Defendants assert that under Douglas County v. Babbitt, 48 F.3d 1495 (9th Cir. 1995), cert. denied, — U.S. -, 116 S.Ct. 698, 133 L.Ed.2d 655 (1996), the administrative delineation of habitat for wildlife does not cause significant environmental effects that require an EIS. Douglas is distinguishable because it concerns the delineation of critical habitat under the Endangered Species Act and therefore, ESA procedural requirements rather than NEPA requirements apply. Id. at 1503. In contrast to NEPA, under the ESA the Secretary of Interior must designate any area without which the species at issue would become extinct. Id. Therefore, the Secretary “has no discretion to consider the environmental impact of his or her actions.” Id. In this case, in contrast, the Forest Service is under no such obligation and has considerably more discretion with respect to the designation of habitat. As a result, the holding of Douglas does not apply.

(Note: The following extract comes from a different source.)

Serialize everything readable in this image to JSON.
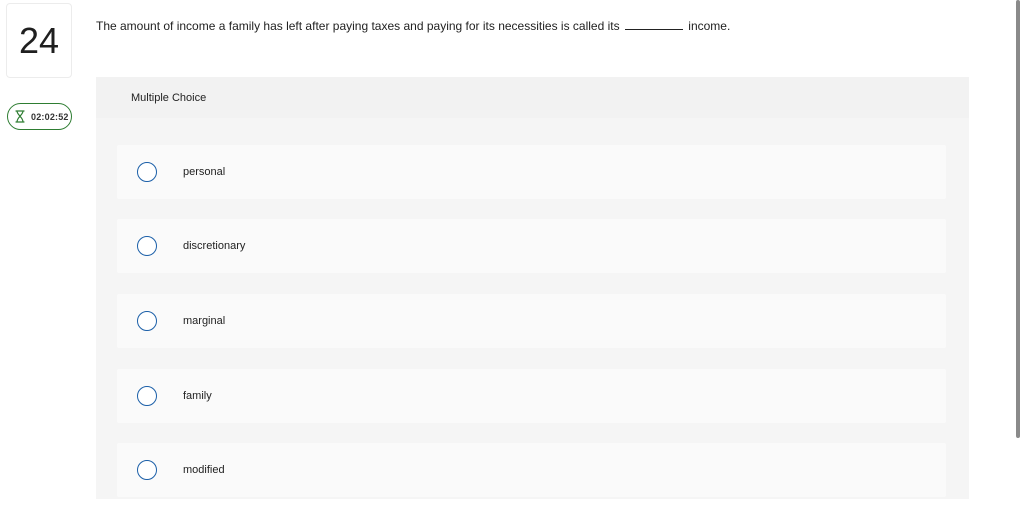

Moreover, site-specific assessment is not likely to address the broad issues associated with the forest-wide configuration of old growth. Rather, it is the purpose of the Forest Plan EIS to assess the overall.network to determine whether it will ensure species viability. Finally, it is unlikely' that the Forest Service will complete EIS’s at the site-specific level when approving timber sales. Several timber sales in areas containing inventoried old growth have already been approved and EAs rather than EIS’s have been issued. See Finding of No Significant Impact and EA for Yoss Ridge (1991) (approving a timber sale in the Yoss Ridge area without an EIS).

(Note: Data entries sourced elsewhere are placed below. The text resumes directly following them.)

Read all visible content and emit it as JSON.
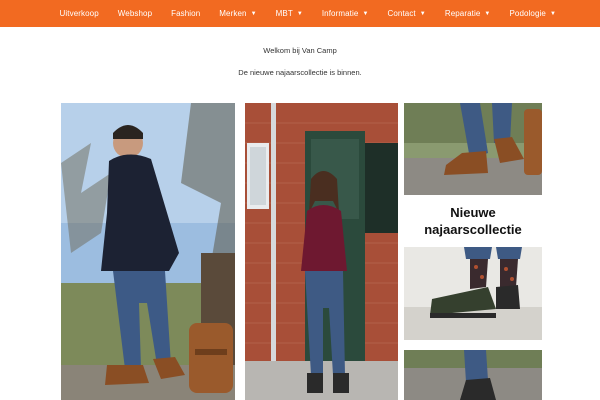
{
  "nav": {
    "items": [
      {
        "label": "Uitverkoop",
        "dropdown": false
      },
      {
        "label": "Webshop",
        "dropdown": false
      },
      {
        "label": "Fashion",
        "dropdown": false
      },
      {
        "label": "Merken",
        "dropdown": true
      },
      {
        "label": "MBT",
        "dropdown": true
      },
      {
        "label": "Informatie",
        "dropdown": true
      },
      {
        "label": "Contact",
        "dropdown": true
      },
      {
        "label": "Reparatie",
        "dropdown": true
      },
      {
        "label": "Podologie",
        "dropdown": true
      }
    ],
    "caret": "▼",
    "bg_color": "#f26a21"
  },
  "intro": {
    "welcome": "Welkom bij Van Camp",
    "tagline": "De nieuwe najaarscollectie is binnen."
  },
  "gallery": {
    "promo_line1": "Nieuwe",
    "promo_line2": "najaarscollectie"
  }
}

The defendants also devote a great deal of discussion to the adequacy of the 1981 Timber Inventory, on which the Forest Service relied when it selected the original MA7 sites to meet the MMRs. This argument is irrelevant because the Forest Service has conceded that it did not know where particular old growth stands were located when it developed the Forest Plan. It was for this reason that the Forest Service conducted an old growth inventory in order to complete Amendment 3. Even assuming, however, that the 1981 Timber Inventory was ade*533quate for selecting MA7 locations, the Forest Service has not explained why it did not address issues related to old growth network configuration in the EIS. Because the Forest Service did not address these issues, it is impossible for this court to be sure that the agency took the required “hard look” at the environmental impact of the Plan. See Steamboaters v. F.E.R.C., 759 F.2d 1382, 1393 (9th Cir.1985).

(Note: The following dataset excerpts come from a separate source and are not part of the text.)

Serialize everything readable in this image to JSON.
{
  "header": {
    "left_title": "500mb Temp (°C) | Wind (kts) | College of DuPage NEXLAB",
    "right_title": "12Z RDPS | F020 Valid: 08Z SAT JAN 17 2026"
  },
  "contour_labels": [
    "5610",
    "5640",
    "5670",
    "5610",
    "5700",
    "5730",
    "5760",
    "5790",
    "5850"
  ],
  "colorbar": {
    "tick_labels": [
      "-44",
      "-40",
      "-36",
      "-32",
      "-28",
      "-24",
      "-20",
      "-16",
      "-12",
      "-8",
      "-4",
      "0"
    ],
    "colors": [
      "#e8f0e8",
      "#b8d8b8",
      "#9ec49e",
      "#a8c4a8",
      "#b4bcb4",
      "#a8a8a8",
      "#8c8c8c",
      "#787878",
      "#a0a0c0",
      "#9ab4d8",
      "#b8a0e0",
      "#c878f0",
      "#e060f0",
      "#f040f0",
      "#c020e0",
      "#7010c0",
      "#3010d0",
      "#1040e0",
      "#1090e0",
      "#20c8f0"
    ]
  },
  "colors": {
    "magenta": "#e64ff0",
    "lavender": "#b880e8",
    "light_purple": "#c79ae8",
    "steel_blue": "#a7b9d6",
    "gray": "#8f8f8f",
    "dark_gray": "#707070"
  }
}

I conclude that the Forest Service violated NEPA by relying on the 1981 Timber Inventory and by ignoring issues such as stand size, configuration, and connectivity in the EIS for the Winema LRMP. I would reverse the district court’s decision with respect to NEPA compliance and remand with instructions to issue an injunction prohibiting timber sales of the old growth that was identified in the 1990 inventory until the Forest Service addresses in an EIS the environmental impact of selecting particular stands for preservation, including edge effects, fragmentation, and the possible implications of biological corridors. Such a holding would not oblige the Forest Service to complete new inventories; it merely would require it to consider the important issues associated with the actual location of old growth reserves, taking into account inventory data that is already available.